Our second destination was Maras, a town in the Sacred Valley of the Incas. It is is well known for its nearby salt evaporation ponds, in use since Inca times: Salinas de Maras! This place is accessible only by a poorly maintained dirt road. We got a brief introduction to the place and then were allowed to wander off around the upper parts of the salt ponds.
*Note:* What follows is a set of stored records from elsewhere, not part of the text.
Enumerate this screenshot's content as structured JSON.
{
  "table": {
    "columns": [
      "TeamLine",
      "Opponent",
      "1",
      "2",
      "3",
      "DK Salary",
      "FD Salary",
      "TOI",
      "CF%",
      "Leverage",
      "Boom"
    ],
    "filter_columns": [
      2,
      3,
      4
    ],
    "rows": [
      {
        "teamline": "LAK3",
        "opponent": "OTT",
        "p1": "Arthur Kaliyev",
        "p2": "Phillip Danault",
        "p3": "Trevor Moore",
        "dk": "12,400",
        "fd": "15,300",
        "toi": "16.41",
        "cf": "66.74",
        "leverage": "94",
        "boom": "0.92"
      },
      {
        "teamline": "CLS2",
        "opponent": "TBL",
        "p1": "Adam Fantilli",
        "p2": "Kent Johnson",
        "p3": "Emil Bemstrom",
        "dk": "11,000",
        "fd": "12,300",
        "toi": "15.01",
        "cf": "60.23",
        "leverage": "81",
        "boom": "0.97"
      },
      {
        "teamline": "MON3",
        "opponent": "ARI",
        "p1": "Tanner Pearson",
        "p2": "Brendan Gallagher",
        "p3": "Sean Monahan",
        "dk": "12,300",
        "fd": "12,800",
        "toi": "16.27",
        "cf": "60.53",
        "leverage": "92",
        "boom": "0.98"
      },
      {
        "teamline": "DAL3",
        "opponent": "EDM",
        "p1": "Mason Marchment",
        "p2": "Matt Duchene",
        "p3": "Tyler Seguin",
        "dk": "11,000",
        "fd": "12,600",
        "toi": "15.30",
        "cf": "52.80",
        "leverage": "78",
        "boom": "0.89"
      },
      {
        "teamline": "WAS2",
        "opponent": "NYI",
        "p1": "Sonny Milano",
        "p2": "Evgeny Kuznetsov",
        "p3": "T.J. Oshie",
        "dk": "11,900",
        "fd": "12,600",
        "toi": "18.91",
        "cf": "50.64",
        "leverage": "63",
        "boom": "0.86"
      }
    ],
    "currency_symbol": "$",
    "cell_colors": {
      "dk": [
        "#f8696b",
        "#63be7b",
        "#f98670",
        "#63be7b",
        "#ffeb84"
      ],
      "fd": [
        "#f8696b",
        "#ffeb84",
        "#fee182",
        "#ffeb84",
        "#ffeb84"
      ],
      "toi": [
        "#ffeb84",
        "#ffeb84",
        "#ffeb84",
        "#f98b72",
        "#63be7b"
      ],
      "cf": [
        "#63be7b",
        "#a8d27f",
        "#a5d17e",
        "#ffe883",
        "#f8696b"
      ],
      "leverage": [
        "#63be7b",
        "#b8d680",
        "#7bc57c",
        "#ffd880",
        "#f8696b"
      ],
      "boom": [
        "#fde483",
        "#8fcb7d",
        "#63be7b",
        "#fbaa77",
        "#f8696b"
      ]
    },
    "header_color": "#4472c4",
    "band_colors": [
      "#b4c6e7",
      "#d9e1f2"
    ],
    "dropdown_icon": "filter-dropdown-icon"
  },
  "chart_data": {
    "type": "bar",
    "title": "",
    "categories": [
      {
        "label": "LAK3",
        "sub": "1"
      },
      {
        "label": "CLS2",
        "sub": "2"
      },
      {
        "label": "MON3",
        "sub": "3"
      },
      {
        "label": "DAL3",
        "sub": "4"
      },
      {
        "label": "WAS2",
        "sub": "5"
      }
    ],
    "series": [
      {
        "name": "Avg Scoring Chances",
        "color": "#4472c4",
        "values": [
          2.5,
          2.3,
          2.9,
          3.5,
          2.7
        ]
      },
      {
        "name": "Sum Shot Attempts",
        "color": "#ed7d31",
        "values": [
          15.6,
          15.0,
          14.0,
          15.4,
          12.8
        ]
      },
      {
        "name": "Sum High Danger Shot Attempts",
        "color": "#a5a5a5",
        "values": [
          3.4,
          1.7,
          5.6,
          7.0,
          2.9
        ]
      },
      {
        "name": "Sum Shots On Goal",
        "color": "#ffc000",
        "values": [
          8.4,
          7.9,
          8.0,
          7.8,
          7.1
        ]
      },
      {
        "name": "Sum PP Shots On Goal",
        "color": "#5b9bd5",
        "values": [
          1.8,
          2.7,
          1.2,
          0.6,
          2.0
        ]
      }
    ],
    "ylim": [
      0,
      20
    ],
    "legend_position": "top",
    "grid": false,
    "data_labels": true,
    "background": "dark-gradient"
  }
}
The last stop Moray is an archaeological site northwest of Cusco on a high plateau at 3500m. The site contains unusual Inca ruins, mostly consisting of several enormous terraced circular depressions. Moray was perhaps an Inca agricultural experiment station. As with many other Inca sites, it also has a sophisticated irrigation system.
Back in Cusco we bought some important party necessities and went about our evening preparations for New Years Eve.
We had drinks, then fine Indian dinner at Korma Sutra in San Blas. Then more drinks down at the Plaza de Armas. We also met up with some Argentinian girls we went on a tour with before. The main square got very busy. We geared up with yellow–utilising blow out paper or properly coloured clothes.
It was a mental party with lots of people and impressive fireworks.
Unfortunately Berne got his camera snapped out of his belt bag. This was lowering our mood a little bit. So Bettina and I left him with the girls and went for further drinks and laughs at Paddy’s Pub.
Day 238
Happy New Year 2012!
We were sleeping in. Plus went on a brief shopping spree to prepare for our upcoming trip to the Peruvian jungle.
Also I learnt: Malaria pills give you very vivid dreams!